For over a century the diamond industry was monopolized by a single British firm, De Beers, which made clear its opposition to the rising tide of lab-grown impostors. The Diamond Producers Association, a consortium representing the seven biggest diamond mining companies including De Beers, started a “Real is Rare” campaign in 2015, which put forth that only diamonds formed over eons within the earth were ‘real.’ But the writing was on the wall; technical advances had made it possible to cheaply produce bigger and higher-quality diamonds under laboratory conditions. That year in Hong Kong engineers created a 10.02 carat diamond with HPHT, large enough for nearly all jewelry products, and every year since then the record size for lab-grown diamonds has been broken. (This February the International Gemological Institute certified a 150.42 carat lab-grown diamond.) In the last five years, the cost per carat for a lab-grown diamond has fallen from around 65% its natural counterpart to 35%, and polls show that the market’s main buyers — millenials — are happy to consider a cheaper option. Estimates vary, but after less than a decade of large-scale production, lab-grown diamonds now account for 7–12% of all diamond jewelry revenue.

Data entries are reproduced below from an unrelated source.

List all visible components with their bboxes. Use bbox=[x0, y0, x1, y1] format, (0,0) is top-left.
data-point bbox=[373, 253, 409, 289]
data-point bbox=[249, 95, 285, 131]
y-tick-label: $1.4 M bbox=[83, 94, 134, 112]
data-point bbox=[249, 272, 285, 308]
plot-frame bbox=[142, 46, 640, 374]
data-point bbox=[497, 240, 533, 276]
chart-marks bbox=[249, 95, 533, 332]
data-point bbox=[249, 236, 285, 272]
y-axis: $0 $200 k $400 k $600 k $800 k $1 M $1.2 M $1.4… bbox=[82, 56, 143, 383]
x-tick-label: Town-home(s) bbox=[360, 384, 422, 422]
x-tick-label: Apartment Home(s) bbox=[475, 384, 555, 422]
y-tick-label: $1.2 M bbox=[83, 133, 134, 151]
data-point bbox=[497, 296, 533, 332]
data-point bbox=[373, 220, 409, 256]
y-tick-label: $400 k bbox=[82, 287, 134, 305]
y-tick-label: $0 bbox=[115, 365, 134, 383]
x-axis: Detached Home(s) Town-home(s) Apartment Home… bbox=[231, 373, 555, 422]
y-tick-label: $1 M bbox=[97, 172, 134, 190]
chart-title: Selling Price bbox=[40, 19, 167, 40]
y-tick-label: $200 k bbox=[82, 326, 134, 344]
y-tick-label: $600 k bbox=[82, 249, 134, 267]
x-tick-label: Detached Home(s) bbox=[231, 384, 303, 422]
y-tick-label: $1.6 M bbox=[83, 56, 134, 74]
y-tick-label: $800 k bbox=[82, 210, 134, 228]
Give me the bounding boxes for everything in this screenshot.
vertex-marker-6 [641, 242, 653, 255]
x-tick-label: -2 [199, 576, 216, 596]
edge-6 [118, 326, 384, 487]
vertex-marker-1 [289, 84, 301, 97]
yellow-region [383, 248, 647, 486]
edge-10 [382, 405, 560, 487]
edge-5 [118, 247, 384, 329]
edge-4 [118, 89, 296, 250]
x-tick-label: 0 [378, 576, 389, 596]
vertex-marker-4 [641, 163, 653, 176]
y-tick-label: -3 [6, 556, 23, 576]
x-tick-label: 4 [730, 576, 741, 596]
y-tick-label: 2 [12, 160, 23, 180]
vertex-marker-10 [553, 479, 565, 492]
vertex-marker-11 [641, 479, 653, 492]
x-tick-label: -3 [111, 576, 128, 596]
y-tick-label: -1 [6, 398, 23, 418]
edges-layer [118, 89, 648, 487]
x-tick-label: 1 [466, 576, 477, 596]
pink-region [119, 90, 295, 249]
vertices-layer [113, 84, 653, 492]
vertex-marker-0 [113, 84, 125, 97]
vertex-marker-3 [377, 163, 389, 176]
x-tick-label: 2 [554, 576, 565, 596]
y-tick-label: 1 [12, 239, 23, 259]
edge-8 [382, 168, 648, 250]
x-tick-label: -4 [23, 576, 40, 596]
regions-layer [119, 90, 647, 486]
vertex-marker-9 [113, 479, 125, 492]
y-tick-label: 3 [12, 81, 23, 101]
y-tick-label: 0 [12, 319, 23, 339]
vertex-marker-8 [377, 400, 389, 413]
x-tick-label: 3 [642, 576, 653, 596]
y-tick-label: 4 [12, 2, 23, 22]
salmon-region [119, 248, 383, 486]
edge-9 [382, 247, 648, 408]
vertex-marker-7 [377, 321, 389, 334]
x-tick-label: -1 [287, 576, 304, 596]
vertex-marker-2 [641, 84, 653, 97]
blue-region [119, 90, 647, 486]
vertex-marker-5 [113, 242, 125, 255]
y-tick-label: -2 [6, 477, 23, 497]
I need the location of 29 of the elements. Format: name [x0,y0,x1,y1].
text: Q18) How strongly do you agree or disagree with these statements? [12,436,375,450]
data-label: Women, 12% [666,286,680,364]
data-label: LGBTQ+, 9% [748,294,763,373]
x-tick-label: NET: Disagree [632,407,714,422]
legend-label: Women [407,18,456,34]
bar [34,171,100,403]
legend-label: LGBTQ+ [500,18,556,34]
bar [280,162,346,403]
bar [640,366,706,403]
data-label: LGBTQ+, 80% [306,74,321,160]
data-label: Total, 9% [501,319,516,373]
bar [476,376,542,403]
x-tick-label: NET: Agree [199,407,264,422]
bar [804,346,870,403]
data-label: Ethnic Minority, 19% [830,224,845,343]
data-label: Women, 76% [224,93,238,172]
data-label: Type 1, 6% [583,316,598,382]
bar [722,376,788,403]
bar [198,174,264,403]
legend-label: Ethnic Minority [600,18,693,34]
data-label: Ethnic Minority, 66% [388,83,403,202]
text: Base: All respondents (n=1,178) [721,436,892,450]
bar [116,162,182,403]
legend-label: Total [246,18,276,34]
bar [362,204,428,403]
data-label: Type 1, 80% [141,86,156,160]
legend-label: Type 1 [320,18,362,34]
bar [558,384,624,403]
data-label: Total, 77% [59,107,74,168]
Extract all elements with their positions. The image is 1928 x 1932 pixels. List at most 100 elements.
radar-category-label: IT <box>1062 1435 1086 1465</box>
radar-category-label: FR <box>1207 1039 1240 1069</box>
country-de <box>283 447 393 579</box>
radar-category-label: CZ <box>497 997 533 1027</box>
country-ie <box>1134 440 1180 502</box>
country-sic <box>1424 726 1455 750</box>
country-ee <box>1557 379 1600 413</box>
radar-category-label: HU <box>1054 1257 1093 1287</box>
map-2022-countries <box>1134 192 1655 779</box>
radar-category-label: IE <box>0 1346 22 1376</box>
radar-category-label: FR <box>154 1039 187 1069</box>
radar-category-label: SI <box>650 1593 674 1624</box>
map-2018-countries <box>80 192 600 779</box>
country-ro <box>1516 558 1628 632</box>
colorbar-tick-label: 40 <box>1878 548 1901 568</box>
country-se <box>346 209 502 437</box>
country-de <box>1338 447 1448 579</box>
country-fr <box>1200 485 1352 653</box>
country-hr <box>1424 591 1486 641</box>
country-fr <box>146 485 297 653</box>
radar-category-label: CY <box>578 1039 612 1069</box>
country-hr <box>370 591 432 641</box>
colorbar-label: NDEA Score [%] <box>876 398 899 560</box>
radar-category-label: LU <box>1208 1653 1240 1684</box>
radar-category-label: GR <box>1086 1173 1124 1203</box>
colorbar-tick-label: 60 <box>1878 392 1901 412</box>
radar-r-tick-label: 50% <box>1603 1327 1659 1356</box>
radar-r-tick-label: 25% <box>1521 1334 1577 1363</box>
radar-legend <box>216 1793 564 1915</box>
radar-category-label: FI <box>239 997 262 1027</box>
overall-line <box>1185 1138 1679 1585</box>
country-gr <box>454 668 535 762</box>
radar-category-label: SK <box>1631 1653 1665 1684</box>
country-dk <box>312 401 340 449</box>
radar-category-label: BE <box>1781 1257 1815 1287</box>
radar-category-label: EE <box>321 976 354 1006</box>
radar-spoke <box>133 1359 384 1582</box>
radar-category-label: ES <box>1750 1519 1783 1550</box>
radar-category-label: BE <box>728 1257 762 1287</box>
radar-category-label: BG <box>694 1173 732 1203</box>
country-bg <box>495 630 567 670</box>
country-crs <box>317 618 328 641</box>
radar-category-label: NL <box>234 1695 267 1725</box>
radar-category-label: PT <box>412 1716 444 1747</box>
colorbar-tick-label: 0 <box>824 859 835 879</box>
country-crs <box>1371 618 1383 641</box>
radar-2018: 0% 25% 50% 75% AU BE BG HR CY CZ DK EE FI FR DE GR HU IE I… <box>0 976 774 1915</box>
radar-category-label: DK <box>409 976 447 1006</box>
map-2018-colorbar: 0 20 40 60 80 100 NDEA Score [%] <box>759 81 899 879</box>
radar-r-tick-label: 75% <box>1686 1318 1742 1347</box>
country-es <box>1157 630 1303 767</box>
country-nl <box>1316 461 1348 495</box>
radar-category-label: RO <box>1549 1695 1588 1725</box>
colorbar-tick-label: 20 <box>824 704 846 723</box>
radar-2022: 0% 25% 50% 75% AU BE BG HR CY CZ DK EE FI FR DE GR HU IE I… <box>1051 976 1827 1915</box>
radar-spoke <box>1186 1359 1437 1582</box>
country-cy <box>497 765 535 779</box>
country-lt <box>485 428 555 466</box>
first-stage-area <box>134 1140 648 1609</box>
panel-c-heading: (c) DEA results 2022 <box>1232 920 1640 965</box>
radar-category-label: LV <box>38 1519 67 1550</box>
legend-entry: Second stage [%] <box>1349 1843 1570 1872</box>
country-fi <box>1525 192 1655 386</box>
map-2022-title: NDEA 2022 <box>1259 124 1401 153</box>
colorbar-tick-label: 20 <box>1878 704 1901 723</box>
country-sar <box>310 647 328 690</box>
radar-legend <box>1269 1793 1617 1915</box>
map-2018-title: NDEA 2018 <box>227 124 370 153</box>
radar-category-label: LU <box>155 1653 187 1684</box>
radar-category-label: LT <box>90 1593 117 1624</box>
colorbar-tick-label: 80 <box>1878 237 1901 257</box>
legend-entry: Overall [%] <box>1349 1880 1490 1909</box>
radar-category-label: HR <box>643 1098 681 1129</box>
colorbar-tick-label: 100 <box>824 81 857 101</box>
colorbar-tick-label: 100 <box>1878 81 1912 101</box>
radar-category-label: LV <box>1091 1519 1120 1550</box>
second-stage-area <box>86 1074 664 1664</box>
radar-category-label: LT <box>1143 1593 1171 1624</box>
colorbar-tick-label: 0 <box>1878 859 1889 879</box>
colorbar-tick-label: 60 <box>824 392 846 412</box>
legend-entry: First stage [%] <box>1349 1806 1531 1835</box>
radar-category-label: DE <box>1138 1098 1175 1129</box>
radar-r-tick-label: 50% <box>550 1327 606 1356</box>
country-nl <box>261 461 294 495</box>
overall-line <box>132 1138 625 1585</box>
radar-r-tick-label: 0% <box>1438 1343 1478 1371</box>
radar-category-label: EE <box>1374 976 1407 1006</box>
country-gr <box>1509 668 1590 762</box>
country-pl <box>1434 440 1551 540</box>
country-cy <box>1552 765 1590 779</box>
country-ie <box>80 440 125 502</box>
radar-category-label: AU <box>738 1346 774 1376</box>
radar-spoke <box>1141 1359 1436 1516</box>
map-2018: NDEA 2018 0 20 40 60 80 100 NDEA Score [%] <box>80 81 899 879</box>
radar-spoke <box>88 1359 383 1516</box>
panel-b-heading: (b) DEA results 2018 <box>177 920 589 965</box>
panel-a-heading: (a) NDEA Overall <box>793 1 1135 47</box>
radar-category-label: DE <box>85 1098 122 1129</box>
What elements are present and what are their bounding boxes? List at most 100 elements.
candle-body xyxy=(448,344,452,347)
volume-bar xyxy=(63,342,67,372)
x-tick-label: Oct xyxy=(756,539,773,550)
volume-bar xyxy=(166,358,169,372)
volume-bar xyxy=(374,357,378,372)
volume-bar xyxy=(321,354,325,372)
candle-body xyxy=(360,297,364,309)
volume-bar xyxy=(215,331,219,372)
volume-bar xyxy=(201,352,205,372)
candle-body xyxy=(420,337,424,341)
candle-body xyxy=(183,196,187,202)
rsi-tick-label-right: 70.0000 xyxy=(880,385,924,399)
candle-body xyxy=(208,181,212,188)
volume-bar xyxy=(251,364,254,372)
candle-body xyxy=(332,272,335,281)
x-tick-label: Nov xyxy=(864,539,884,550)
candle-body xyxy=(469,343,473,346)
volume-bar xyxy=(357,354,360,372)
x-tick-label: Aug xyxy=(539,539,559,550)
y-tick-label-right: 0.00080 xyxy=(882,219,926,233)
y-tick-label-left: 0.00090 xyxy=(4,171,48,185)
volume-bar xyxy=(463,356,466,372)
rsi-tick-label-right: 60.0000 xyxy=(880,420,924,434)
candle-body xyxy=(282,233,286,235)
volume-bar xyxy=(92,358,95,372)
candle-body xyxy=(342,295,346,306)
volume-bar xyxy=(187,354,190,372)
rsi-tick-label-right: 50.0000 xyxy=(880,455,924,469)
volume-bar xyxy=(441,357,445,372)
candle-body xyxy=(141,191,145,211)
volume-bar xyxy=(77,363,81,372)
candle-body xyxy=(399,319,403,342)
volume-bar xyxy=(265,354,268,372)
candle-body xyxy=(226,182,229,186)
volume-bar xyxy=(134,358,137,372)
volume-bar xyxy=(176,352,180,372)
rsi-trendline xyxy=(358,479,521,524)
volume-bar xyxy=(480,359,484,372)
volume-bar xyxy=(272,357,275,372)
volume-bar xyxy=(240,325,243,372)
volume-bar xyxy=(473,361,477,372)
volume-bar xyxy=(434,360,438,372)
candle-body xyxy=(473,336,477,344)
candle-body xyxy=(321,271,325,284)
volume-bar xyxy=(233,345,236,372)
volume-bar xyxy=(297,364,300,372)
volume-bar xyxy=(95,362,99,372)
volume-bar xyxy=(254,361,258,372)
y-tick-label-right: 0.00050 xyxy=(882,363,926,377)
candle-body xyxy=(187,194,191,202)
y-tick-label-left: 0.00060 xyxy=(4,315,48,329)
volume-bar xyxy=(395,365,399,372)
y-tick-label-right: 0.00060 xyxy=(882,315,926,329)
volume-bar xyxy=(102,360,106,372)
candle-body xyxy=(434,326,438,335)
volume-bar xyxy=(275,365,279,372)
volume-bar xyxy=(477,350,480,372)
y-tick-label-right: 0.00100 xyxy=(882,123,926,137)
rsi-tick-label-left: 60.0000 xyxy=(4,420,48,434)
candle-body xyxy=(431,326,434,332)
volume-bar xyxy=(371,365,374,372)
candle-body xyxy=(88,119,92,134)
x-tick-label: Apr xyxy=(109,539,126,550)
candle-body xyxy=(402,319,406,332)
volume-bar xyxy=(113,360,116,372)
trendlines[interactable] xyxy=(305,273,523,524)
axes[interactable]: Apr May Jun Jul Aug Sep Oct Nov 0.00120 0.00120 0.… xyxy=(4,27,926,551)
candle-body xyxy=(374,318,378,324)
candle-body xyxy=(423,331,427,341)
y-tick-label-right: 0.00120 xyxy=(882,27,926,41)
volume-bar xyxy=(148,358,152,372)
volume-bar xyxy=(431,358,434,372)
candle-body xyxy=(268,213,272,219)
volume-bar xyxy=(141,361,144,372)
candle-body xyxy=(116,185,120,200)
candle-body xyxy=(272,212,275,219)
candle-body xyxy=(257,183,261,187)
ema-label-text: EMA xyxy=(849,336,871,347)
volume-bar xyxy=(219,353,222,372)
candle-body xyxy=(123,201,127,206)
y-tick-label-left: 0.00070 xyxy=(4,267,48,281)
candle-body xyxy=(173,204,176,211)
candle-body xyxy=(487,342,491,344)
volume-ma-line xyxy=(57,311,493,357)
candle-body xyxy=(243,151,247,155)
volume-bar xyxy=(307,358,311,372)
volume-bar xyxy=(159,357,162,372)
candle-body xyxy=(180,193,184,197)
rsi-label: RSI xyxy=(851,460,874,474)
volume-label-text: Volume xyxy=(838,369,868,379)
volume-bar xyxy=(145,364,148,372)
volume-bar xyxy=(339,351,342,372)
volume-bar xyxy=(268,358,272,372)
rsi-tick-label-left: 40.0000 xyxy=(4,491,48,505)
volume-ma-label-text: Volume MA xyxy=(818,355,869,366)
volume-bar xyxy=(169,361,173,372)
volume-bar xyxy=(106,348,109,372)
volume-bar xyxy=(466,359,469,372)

The diamond miners’ marketing gambit failed. In 2018, the FTC ruled that lab-grown diamonds were fully diamonds: “These stones have essentially the same optical, physical, and chemical properties as mined diamonds. Thus, they are diamonds.” Moreover, the leading lab-grown companies outmaneuvered the DPA, positioning themselves as an ethical alternative to the extractive diamond industry, with its history of human rights abuses and environmental devastation. (Whether lab-grown diamonds actually emit less greenhouse gas than mining is still contested, but it’s probably true they’re not funding civil war in Angola). The final concession came when, in 2018, De Beers introduced Lightbox, a lab-grown jewelry line of its own.

As things stand, lab-grown diamonds are poised to reshape the diamond jewelry market. Last year, the US-based Diamond Foundry announced plans to increase production from 1 million carats a year to 5 million, effectively doubling the global quantity of diamonds grown in labs in 2020. Meanwhile, industry analysts forecast that, by 2050, mined diamond production will have ceased altogether, because the world will have run out of profitable mines.

The diamond industry, it would seem, is not forever. This wizened branch of old-world capitalism, which once proudly laid bare the brutal realities of the system that created it, has melted into the air. Instead of De Beers’ coercive monopoly, manufactured demand, and direct exploitation, the new leaders of the lab-grown revolution are tech start-ups indistinguishable from the speculation-fueled brands in the nebulous worlds of cryptocurrency or artificial intelligence. One example is SkyDiamond, founded by British entrepreneur Dale Vince, who hopes to reverse climate change by making diamonds out of carbon emissions in the atmosphere.

But perhaps this is nothing new to the diamond trade. In the 1930s, global economic depression caused diamond sales to slump. De Beers responded with the legendary “Diamonds are Forever” campaign, widely considered the most successful advertising campaign in history, which convinced 80% of the American and European public that diamonds were necessary to get engaged. Further, it convinced them that diamonds were a good investment — even though they aren’t rare (unless a monopoly hoards them) and they lose half their value as soon as you leave the store. Diamonds have always traded on the imagination, and lab-grown diamonds will trade on the same manufactured allure. If the industry’s justification is man-made, why not the gems too? Jewelry designer and writer Aja Raden writes, “The mythology being spun as we speak about synthetic diamonds does nothing to undercut the original myth of diamonds. It relies on it, is built right on top of it — one more stratum of arbitrary belief cementing the lies that came before it.” In other words, the new diamond producers’ specious self-justifications fit right in with the industry. As Raden puts it, “It’s quite literally a lie about a lie.”